1. [25 Points] Data Construction. Data pre-processing is usually the most time-consuming and difficult part of an analysis. We will use this example as a practice. Construct your data appropriately such that further analysis can be performed. Make sure that you consider the following:

   • The data is appropriate for our analysis goal: each row contains the outcome on the seventh day and the covariates based on the first three days. The covariates are not limited to the price.
   • Missing data is addressed (you can remove variables, remove observations, impute values or propose your own method)
   • You may process the covariates and/or outcome by considering centering, scaling, transformation, removing outliers, etc. However, these are your choice.

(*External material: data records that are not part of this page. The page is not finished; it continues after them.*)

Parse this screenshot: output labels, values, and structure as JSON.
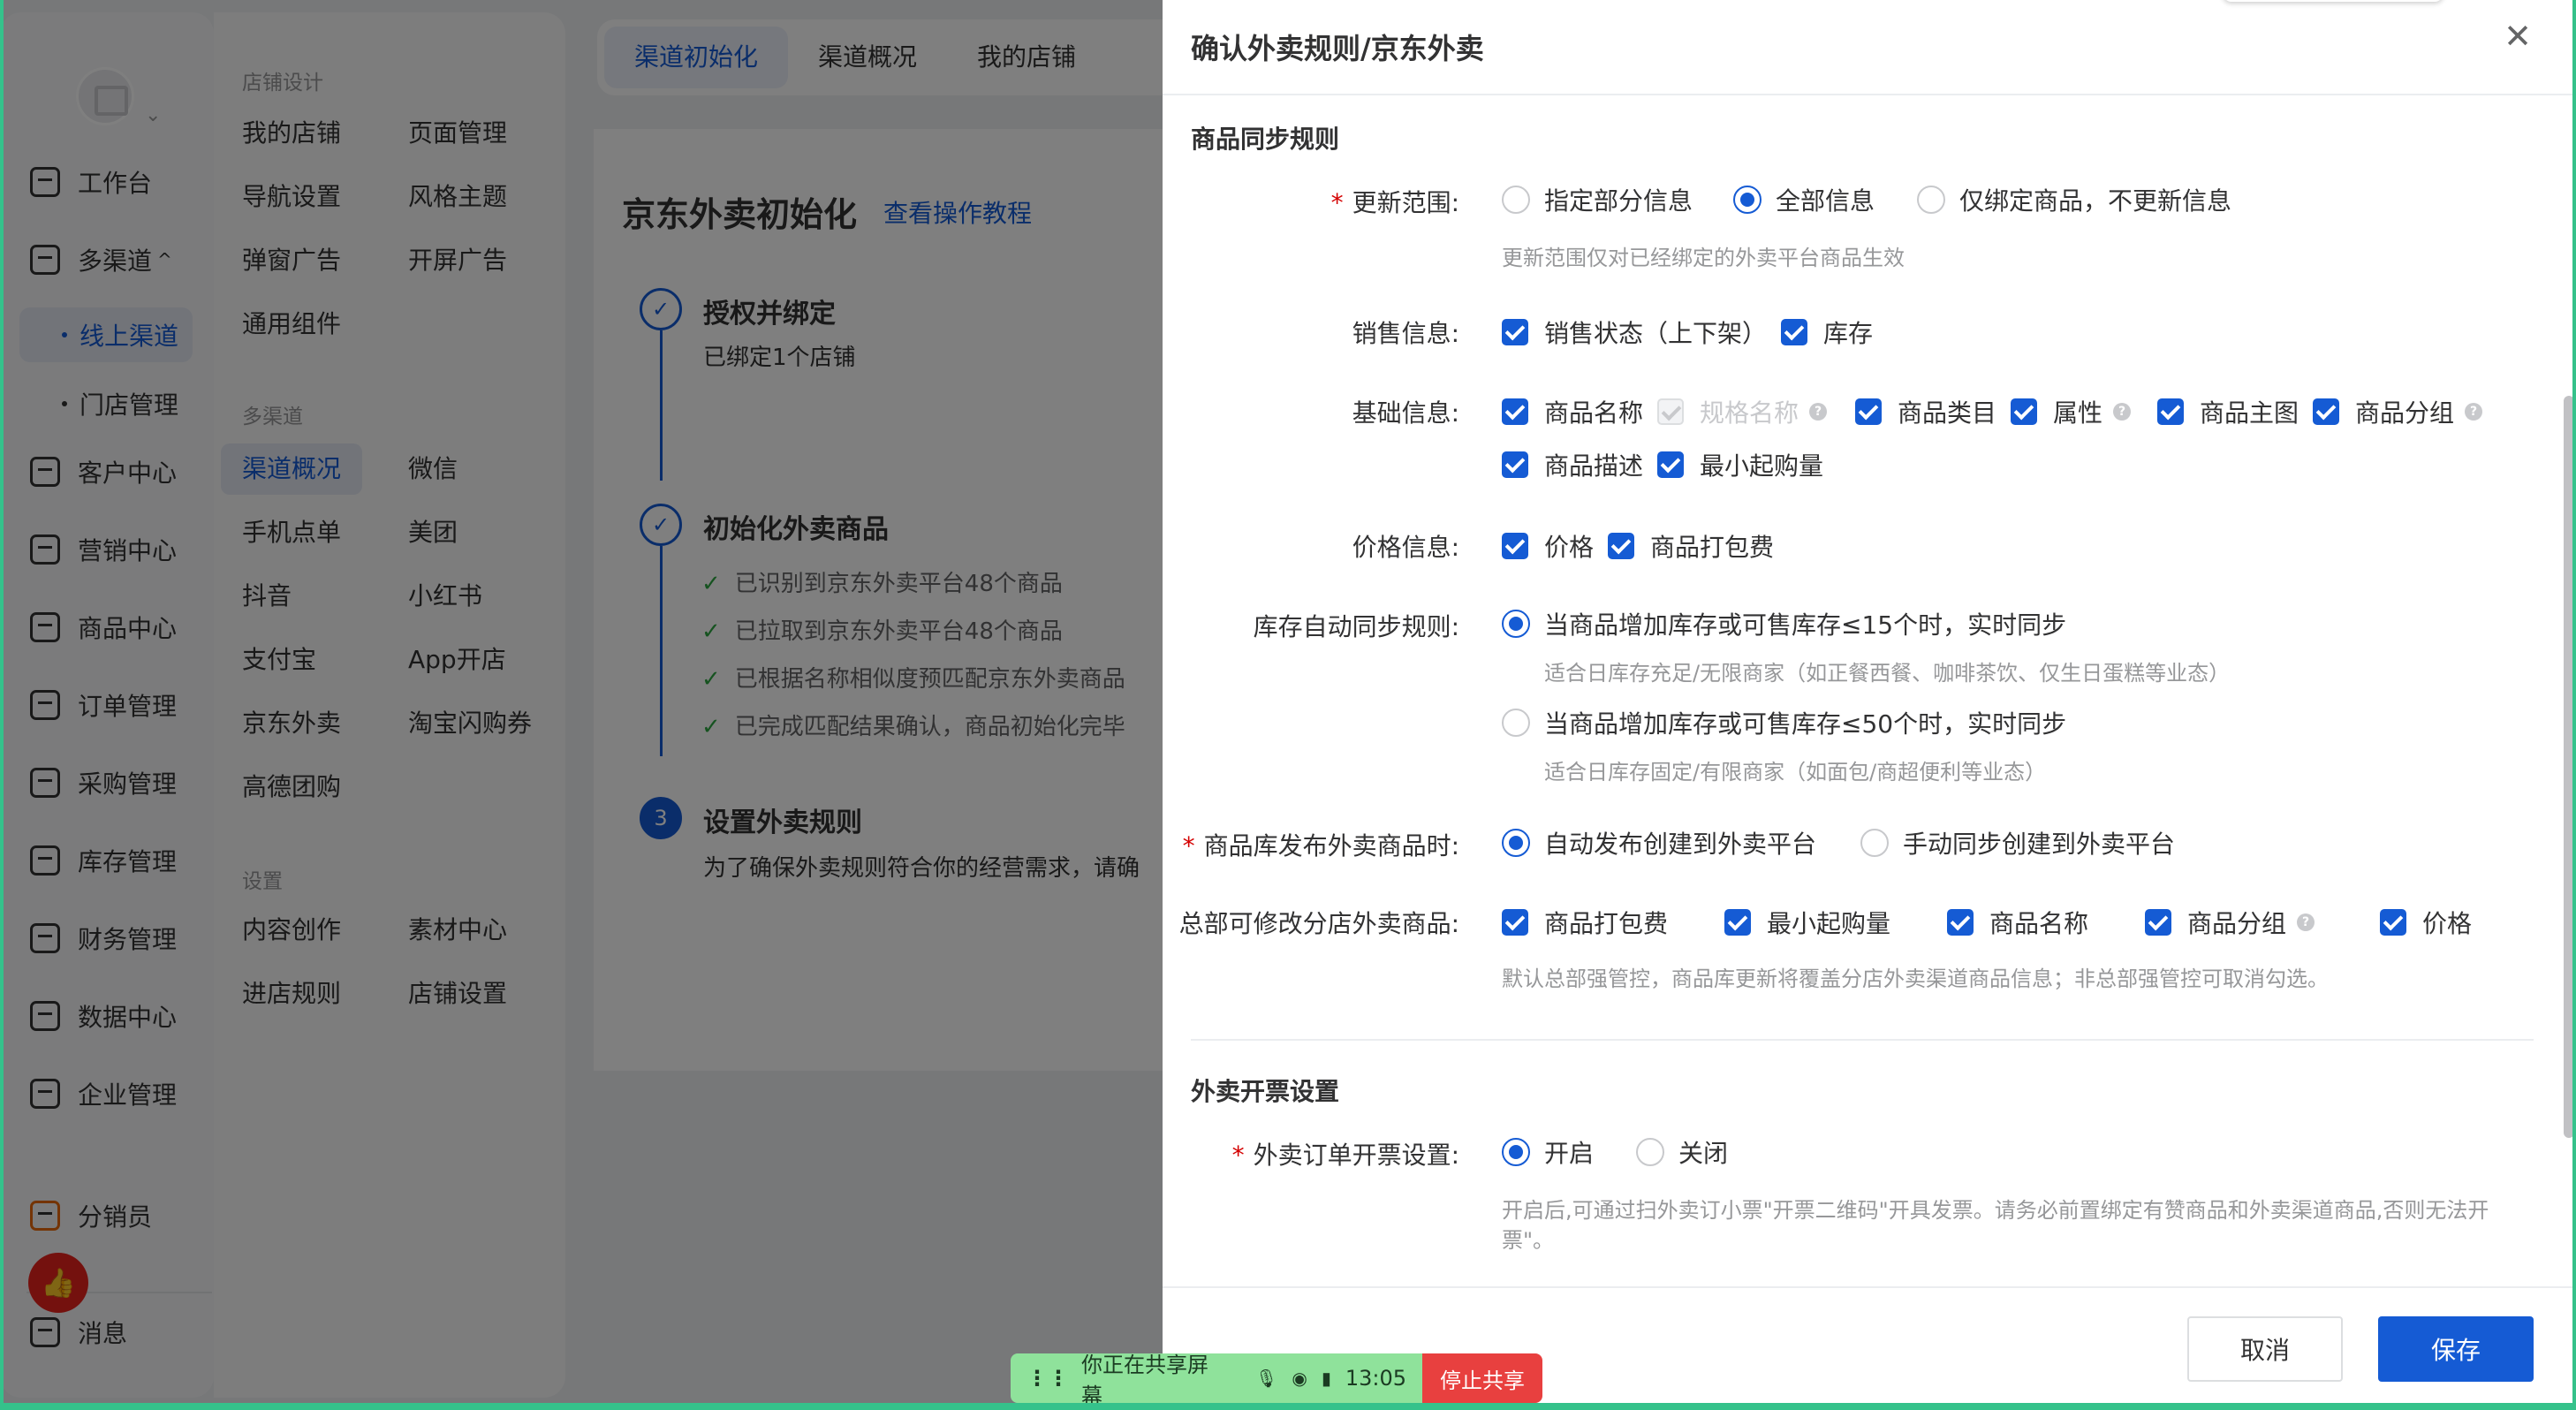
{
  "sidebar_primary": {
    "items": [
      {
        "label": "工作台",
        "icon": "dashboard-icon"
      },
      {
        "label": "多渠道",
        "icon": "channel-icon",
        "expanded": true
      },
      {
        "label": "线上渠道",
        "sub": true,
        "active": true
      },
      {
        "label": "门店管理",
        "sub": true
      },
      {
        "label": "客户中心",
        "icon": "user-icon"
      },
      {
        "label": "营销中心",
        "icon": "marketing-icon"
      },
      {
        "label": "商品中心",
        "icon": "bag-icon"
      },
      {
        "label": "订单管理",
        "icon": "order-icon"
      },
      {
        "label": "采购管理",
        "icon": "cart-icon"
      },
      {
        "label": "库存管理",
        "icon": "warehouse-icon"
      },
      {
        "label": "财务管理",
        "icon": "finance-icon"
      },
      {
        "label": "数据中心",
        "icon": "chart-icon"
      },
      {
        "label": "企业管理",
        "icon": "building-icon"
      }
    ],
    "distributor": "分销员",
    "messages": "消息"
  },
  "sidebar_secondary": {
    "groups": [
      {
        "title": "店铺设计",
        "links": [
          "我的店铺",
          "页面管理",
          "导航设置",
          "风格主题",
          "弹窗广告",
          "开屏广告",
          "通用组件"
        ]
      },
      {
        "title": "多渠道",
        "links": [
          "渠道概况",
          "微信",
          "手机点单",
          "美团",
          "抖音",
          "小红书",
          "支付宝",
          "App开店",
          "京东外卖",
          "淘宝闪购券",
          "高德团购"
        ]
      },
      {
        "title": "设置",
        "links": [
          "内容创作",
          "素材中心",
          "进店规则",
          "店铺设置"
        ]
      }
    ]
  },
  "main": {
    "tabs": [
      "渠道初始化",
      "渠道概况",
      "我的店铺"
    ],
    "title": "京东外卖初始化",
    "tutorial_link": "查看操作教程",
    "steps": [
      {
        "title": "授权并绑定",
        "desc": "已绑定1个店铺"
      },
      {
        "title": "初始化外卖商品",
        "checks": [
          "已识别到京东外卖平台48个商品",
          "已拉取到京东外卖平台48个商品",
          "已根据名称相似度预匹配京东外卖商品",
          "已完成匹配结果确认，商品初始化完毕"
        ]
      },
      {
        "number": "3",
        "title": "设置外卖规则",
        "desc": "为了确保外卖规则符合你的经营需求，请确"
      }
    ]
  },
  "drawer": {
    "title": "确认外卖规则/京东外卖",
    "section_sync": "商品同步规则",
    "update_scope": {
      "label": "更新范围:",
      "options": [
        "指定部分信息",
        "全部信息",
        "仅绑定商品，不更新信息"
      ],
      "selected": "全部信息",
      "hint": "更新范围仅对已经绑定的外卖平台商品生效"
    },
    "sales_info": {
      "label": "销售信息:",
      "options": [
        "销售状态（上下架）",
        "库存"
      ]
    },
    "basic_info": {
      "label": "基础信息:",
      "options": [
        "商品名称",
        "规格名称",
        "商品类目",
        "属性",
        "商品主图",
        "商品分组",
        "商品描述",
        "最小起购量"
      ],
      "disabled": [
        "规格名称"
      ]
    },
    "price_info": {
      "label": "价格信息:",
      "options": [
        "价格",
        "商品打包费"
      ]
    },
    "stock_rule": {
      "label": "库存自动同步规则:",
      "options": [
        {
          "label": "当商品增加库存或可售库存≤15个时，实时同步",
          "hint": "适合日库存充足/无限商家（如正餐西餐、咖啡茶饮、仅生日蛋糕等业态）"
        },
        {
          "label": "当商品增加库存或可售库存≤50个时，实时同步",
          "hint": "适合日库存固定/有限商家（如面包/商超便利等业态）"
        }
      ],
      "selected_index": 0
    },
    "publish": {
      "label": "商品库发布外卖商品时:",
      "options": [
        "自动发布创建到外卖平台",
        "手动同步创建到外卖平台"
      ],
      "selected": "自动发布创建到外卖平台"
    },
    "hq_modify": {
      "label": "总部可修改分店外卖商品:",
      "options": [
        "商品打包费",
        "最小起购量",
        "商品名称",
        "商品分组",
        "价格"
      ],
      "hint": "默认总部强管控，商品库更新将覆盖分店外卖渠道商品信息；非总部强管控可取消勾选。"
    },
    "section_invoice": "外卖开票设置",
    "invoice": {
      "label": "外卖订单开票设置:",
      "options": [
        "开启",
        "关闭"
      ],
      "selected": "开启",
      "hint_line1": "开启后,可通过扫外卖订小票\"开票二维码\"开具发票。请务必前置绑定有赞商品和外卖渠道商品,否则无法开",
      "hint_line2": "票\"。"
    },
    "cancel": "取消",
    "save": "保存"
  },
  "share_bar": {
    "text": "你正在共享屏幕",
    "time": "13:05",
    "stop": "停止共享"
  },
  "colors": {
    "primary": "#155bd4",
    "danger": "#d40000",
    "success": "#2da641",
    "share_green": "#8fe29b",
    "share_red": "#e8403f"
  }
}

For each of the above tasks, make sure that you clearly document your choice. In the end, provide a summary table/figure of your data. You can consider using boxplots, quantiles, histograms, or any method that is easy for readers to understand. You are required to pick at least one method to present.

  # bitcoin = read.csv(file = "bitcoin.csv")
  # head(bitcoin)

2. [20 Points] Model Selection Criterion. Use AIC and BIC criteria to select the best model and report the result from each of them. Use the forward selection for AIC and backward selection for BIC. Report the following mean squared error from both training and testing data.

   • The mean squared error: \(n^{-1} \sum_{i}(Y_i - \widehat{Y}_i)^2\)
   • Since these quantities can be affected by scaling and transformation, make sure that you state any modifications applied to the outcome variable. Compare the training data errors and testing data errors. Which model works better? Provide a summary of your results.

3. [10 Points] Best Subset Selection. Fit the best subset selection to the dataset and report the best model of each model size (up to 7 variables, excluding the intercept) and their prediction errors. Make sure that you simplify your output to only present the essential information. If the algorithm cannot handle this many variables, then consider using just day 1 and 2 information. You can use leaps package for subset selection.